Un rapport de l'ARS pointé du doigt par la CGT
Le rapport définitif de l'agence régionale de santé (ARS) d'Île-de-France, publié le 6 mai, met en lumière des pratiques contestées à l’hôpital pédopsychiatrique Fondation Vallée. L’ARS y dénonce des cas d’enfermement d’enfants et un recours à l’isolement qualifié d’"usuel et banalisé", avec une traçabilité jugée insuffisante. Ces conclusions font suite à une inspection surprise menée en novembre dernier, qui avait déjà conduit à la fermeture des services d’hospitalisation à temps complet en février.
Une mobilisation syndicale pour contester le rapport

Environ 300 personnes se sont rassemblées le 13 mai devant l’établissement, à l’appel de la CGT, pour dénoncer la suspension de quatre unités d’hospitalisation. Estelle Habigand, secrétaire CGT de la Fondation Vallée, critique vivement le document de l’ARS, qu’elle estime "truffé d’erreurs et d’incohérences". Elle souligne notamment que le rapport confondrait selon elle les mesures de protection avec des situations d’enfermement arbitraire.

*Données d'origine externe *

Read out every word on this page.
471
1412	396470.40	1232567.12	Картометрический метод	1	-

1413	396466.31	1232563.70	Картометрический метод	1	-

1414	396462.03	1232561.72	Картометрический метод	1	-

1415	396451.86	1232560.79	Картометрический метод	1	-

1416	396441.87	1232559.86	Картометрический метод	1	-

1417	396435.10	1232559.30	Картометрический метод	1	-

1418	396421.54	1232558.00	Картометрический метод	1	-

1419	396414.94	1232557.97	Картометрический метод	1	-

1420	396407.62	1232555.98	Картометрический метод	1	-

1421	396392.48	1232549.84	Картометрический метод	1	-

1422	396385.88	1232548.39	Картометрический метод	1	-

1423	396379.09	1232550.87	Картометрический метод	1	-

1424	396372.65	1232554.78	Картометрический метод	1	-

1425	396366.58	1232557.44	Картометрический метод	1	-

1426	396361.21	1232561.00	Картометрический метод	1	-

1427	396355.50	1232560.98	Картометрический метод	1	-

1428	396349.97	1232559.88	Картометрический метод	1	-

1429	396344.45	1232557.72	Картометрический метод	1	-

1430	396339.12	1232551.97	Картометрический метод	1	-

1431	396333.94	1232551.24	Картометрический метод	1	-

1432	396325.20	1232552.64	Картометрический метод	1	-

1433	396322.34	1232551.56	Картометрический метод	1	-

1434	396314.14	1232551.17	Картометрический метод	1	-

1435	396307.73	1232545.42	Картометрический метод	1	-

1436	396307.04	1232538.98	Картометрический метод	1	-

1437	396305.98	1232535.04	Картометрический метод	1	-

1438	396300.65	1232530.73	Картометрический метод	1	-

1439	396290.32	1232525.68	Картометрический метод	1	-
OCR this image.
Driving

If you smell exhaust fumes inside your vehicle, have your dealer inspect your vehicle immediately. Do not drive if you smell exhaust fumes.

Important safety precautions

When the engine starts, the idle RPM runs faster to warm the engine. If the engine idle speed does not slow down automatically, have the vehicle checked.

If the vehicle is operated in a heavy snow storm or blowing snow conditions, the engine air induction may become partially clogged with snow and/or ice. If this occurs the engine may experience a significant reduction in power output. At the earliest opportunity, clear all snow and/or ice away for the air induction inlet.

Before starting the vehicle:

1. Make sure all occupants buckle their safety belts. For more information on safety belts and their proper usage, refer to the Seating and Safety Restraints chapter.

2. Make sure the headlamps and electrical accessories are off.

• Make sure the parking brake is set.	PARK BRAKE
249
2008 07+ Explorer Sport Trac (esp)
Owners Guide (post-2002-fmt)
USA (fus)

Des solutions alternatives proposées pour les patients
Les 15 enfants et adolescents encore hospitalisés en février ont été orientés vers des prises en charge "adaptées", selon l’ARS. Cette décision intervient dans un contexte tendu, où les accusations de maltraitance institutionnelle s’opposent aux défenseurs de l’établissement, qui plaident pour une meilleure compréhension des contraintes du secteur pédopsychiatrique. ## Une mobilisation contre la fermeture de lits en pédopsychiatrie
Des professionnels de santé, des syndicats et des élus de gauche se sont rassemblés pour dénoncer la fermeture de 60 lits de pédopsychiatrie à Gentilly, une décision jugée brutale et disproportionnée. Estelle Habigand, porte-parole du mouvement, a critiqué l’impact immédiat sur l’organisation des soins, tout en rejetant les accusations de maltraitance systémique visant la Fondation Vallée.

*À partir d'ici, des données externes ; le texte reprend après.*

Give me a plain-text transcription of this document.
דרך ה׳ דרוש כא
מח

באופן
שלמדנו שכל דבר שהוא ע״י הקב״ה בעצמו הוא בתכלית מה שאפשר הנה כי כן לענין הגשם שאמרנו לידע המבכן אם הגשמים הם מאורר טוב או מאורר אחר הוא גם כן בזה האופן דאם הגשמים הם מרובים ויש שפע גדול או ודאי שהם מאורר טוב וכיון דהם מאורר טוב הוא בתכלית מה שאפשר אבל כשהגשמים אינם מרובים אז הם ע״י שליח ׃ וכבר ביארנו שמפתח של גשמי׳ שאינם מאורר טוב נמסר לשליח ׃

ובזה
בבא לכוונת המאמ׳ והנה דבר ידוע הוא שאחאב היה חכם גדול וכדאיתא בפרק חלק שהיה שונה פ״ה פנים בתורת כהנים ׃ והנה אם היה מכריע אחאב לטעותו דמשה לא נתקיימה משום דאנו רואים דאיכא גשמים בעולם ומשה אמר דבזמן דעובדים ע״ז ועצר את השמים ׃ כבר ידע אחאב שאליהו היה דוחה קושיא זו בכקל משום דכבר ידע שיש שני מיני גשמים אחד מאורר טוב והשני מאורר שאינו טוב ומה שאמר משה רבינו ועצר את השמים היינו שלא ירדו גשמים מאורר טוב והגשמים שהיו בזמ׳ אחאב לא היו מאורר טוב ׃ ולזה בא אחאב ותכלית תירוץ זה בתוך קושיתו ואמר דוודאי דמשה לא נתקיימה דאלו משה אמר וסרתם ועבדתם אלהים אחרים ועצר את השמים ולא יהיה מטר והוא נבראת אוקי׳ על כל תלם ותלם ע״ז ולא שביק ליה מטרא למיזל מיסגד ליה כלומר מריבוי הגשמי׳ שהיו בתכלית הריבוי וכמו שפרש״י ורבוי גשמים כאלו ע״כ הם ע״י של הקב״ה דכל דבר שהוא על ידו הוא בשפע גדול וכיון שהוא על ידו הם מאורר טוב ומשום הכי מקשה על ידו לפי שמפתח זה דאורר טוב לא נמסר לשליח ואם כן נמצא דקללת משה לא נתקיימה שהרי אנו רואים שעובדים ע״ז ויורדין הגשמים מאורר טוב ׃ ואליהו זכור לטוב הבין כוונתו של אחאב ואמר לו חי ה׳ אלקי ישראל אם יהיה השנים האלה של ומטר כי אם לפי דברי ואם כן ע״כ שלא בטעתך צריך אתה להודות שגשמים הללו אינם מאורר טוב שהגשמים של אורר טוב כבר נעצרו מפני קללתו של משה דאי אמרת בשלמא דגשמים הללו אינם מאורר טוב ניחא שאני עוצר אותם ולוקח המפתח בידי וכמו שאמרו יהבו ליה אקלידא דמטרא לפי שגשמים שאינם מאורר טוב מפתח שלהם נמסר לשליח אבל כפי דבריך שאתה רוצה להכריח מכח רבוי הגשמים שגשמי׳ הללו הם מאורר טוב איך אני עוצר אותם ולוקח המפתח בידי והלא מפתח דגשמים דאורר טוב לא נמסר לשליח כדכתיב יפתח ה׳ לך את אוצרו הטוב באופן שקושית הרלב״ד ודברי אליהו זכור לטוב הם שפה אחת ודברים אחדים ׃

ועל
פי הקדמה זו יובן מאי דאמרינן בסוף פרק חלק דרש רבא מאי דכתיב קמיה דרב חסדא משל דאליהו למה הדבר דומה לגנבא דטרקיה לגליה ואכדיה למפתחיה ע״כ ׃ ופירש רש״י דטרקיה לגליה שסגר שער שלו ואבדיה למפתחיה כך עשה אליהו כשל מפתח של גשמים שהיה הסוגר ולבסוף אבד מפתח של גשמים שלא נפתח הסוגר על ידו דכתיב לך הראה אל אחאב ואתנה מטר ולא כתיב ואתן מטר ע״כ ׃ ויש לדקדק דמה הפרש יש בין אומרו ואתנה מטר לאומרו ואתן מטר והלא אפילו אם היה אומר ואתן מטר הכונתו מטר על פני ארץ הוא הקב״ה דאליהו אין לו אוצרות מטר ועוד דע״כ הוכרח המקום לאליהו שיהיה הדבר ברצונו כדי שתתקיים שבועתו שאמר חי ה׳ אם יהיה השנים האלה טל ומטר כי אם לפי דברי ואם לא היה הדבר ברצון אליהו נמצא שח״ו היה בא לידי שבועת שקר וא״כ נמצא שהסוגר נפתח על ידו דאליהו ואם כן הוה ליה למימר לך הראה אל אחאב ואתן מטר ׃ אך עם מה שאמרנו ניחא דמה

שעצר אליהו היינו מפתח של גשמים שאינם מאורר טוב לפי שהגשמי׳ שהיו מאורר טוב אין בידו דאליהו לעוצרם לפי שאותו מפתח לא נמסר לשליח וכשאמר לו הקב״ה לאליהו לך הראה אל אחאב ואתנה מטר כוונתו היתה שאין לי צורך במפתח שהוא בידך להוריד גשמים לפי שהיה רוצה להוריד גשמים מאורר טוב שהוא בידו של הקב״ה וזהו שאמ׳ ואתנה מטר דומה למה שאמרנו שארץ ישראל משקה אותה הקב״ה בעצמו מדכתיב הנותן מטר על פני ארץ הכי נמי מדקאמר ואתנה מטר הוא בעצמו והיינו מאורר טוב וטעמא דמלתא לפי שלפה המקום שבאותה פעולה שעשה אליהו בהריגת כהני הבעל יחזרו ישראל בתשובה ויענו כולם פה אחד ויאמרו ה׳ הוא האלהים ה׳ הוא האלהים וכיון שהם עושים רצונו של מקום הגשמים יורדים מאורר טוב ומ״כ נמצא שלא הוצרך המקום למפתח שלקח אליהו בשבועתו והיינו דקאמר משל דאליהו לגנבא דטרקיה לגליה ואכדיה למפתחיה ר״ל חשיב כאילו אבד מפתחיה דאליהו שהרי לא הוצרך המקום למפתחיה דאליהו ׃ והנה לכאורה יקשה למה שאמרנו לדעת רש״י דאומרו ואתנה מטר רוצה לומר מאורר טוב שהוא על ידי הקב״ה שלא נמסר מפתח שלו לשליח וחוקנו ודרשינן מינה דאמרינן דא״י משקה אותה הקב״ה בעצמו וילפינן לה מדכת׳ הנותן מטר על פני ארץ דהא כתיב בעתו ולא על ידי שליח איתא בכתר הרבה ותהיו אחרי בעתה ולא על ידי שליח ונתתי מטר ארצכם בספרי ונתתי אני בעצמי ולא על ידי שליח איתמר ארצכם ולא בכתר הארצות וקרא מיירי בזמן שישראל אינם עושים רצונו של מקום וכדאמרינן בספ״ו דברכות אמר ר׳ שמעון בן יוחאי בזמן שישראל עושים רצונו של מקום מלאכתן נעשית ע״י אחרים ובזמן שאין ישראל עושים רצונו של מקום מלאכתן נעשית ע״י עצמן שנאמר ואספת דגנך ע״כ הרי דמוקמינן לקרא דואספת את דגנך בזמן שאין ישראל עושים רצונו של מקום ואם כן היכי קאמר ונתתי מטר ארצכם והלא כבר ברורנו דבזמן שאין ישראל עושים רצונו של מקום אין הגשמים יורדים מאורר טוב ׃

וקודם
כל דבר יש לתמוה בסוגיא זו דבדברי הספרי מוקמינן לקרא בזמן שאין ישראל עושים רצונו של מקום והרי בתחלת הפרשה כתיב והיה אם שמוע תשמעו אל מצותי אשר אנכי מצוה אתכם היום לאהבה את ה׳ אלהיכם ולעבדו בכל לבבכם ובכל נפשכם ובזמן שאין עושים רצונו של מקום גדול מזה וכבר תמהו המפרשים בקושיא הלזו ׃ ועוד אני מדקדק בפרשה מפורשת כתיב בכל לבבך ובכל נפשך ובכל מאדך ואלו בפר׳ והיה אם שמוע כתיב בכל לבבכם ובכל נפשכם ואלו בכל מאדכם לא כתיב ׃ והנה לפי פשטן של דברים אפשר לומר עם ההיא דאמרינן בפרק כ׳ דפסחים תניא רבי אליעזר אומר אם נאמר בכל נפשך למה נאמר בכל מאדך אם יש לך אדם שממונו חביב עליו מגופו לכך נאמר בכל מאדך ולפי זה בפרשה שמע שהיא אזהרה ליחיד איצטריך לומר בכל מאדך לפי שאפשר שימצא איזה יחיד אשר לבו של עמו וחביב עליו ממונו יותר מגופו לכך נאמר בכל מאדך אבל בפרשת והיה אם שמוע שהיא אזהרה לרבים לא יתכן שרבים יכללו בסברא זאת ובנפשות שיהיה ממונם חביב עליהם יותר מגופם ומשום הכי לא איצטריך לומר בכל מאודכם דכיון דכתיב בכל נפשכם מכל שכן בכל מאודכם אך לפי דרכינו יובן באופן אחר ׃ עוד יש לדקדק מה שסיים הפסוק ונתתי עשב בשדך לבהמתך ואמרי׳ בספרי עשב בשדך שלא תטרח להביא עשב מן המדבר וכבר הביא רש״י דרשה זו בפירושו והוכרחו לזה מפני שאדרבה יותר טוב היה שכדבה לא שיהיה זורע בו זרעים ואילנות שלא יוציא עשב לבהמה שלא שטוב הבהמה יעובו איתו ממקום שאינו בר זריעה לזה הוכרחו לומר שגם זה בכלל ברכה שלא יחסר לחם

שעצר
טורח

Un placement contesté et des accusations non confirmées
La CGT du Val-de-Marne a révélé qu’un adolescent de 13 ans aurait été placé en isolement dans une unité de soins intensifs pour adultes, en raison du manque de places en pédopsychiatrie. Les Hôpitaux Paris Est Val-de-Marne (HPEVM) n’ont pas confirmé cette information, invoquant le secret médical. Le syndicat exige la réouverture des lits fermés et la réintégration du personnel déplacé vers l’hôpital Paul-Guiraud.
Des élus dénoncent une privatisation de la psychiatrie
Plusieurs élus, dont la députée LFI Élise Leboucher, estiment que cette décision s’inscrit dans une logique de défiance envers la psychiatrie publique. Ils dénoncent une privatisation croissante du secteur, notamment en pédopsychiatrie, et critiquent l’influence des lobbies promouvant une approche neuro-développementiste, jugée réductrice.